Microsoft’s stock increased $142.82, or 63.5%, between January 2023 to January 2024. A billionaire who purchased Microsoft stock last January would have to pay a 20% capital gains tax—about $28 per stock purchased—under Wyden’s proposal, even if they had not sold any shares.

A well-designed progressive tax on billionaire wealth is an efficient alternate way to raise revenue.

A modest 5% tax on all wealth above a billion dollars levied today would raise more than $244 billion in 2024. And that’s likely an underestimation since there are several ten-figure oligarchs that keep their wealth concealed from Forbes. Wealth-X, a private research firm, identified 955 billionaires in their Billionaire Census last year, 142 more than what Forbes just registered.

But a wealth tax is not without its detractors. The wealth defense industry and its fellow travelers argue that the imposition of a wealth tax would hurt investment and innovation. But most innovation that occurs in the U.S. economy is driven by people worth less than $50 million. Plus, a modest wealth tax is unlikely to change billionaire behavior, but is instead likely to function “as a constraint on their rate of wealth accumulation.”
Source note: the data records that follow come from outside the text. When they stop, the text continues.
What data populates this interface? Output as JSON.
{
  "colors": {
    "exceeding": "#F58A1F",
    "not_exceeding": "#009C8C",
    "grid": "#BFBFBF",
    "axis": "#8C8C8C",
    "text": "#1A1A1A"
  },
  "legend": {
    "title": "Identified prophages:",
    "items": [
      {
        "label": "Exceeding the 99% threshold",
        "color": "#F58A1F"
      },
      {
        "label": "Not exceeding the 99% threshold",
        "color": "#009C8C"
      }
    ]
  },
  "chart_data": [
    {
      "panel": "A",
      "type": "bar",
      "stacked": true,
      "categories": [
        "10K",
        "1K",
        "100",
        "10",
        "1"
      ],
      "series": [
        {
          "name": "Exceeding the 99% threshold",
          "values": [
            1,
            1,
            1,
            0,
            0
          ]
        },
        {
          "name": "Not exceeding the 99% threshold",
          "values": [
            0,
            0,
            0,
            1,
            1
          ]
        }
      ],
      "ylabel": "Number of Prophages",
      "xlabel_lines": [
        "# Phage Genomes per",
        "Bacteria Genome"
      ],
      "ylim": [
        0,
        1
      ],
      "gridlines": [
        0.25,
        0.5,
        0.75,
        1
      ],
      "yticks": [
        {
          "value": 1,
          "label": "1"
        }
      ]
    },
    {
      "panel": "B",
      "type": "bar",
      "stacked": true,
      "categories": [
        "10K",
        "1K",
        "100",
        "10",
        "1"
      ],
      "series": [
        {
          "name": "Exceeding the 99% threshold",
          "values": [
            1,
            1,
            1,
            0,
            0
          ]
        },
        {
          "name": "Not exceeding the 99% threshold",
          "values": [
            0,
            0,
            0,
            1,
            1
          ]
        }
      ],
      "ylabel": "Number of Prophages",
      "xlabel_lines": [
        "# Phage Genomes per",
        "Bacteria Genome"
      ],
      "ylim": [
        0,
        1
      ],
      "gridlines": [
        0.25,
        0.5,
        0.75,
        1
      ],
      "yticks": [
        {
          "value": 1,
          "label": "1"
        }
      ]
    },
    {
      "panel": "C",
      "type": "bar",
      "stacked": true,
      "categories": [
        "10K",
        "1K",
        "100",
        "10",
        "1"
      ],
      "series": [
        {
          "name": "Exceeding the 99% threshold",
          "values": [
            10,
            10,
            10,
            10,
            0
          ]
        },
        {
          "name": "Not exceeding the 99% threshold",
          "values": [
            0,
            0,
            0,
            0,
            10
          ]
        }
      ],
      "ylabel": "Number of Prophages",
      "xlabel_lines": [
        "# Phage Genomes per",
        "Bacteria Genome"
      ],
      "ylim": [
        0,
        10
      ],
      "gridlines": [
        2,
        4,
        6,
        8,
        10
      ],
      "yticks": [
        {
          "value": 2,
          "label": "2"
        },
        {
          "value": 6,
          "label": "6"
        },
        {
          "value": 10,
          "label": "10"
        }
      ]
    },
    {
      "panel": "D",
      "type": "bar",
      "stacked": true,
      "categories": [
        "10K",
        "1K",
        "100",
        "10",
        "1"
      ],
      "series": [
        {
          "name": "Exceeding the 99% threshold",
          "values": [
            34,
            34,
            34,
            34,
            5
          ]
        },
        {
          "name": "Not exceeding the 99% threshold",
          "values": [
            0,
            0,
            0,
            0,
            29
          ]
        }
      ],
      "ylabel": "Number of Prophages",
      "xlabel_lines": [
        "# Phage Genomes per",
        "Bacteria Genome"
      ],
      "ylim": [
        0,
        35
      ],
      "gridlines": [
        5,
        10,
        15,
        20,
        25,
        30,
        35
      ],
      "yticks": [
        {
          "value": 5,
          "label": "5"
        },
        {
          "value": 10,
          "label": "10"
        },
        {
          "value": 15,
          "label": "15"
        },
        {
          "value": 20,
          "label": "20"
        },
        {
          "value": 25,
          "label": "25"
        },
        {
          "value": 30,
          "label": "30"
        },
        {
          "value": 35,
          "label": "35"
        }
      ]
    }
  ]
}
Others will point to the failure of wealth taxes in several European countries as proof as to why it is a bad idea. But research has demonstrated that their unpopularity was largely the result of poor policy design. Low wealth thresholds set by lawmakers hurt upper-middle-class households who did not have the cash to pay since their home was their most valuable or only asset. They consequently lobbied for a number of exemptions that were granted and later exploited by the ultrawealthy. The erosion of the wealth tax base led to a significant shortfall in the revenue collected by the state.

For a wealth tax to be effective, it must be applicable only to individuals and households with a very-high net worth. Billionaires possess an unfathomable amount of financial resources, meaning that liquidity constraints do not hinder their ability to pay wealth tax obligations.

Of course, a wealth tax alone is not enough to ensure the safety of our political democracy. The fact that billionaires spent $1.2 billion in the 2020 general election and more than $880 million in the 2022 midterms should be seen as a crisis of political inequality. This is a system designed for the rich. It makes our democracy less representative and limits electoral competition down to people who can curry favor with the ultrarich. Campaign finance reform is needed to prevent the further capture of our representative bodies.

We also need to strengthen working class institutions to expand economic democracy and prevent extreme concentrations of wealth from occurring in the first place. Trade unions not only increase the collective power of workers, but they also allow for a greater labor share of national income and close wage inequality gaps.

The growth of billionaire wealth provides this class of tycoons the material resources to disproportionately influence our elections and tax policy to the detriment of the working-class. The Inflation Reduction Act of 2022 is projected to give the IRS an unexpected windfall in tax revenue over the next decade. These resources will be critical in enforcing a tax on the top 0.01% and limiting the wealth concentration in the billionaire class. It is a great first step towards strengthening our political democracy and democratizing our economy.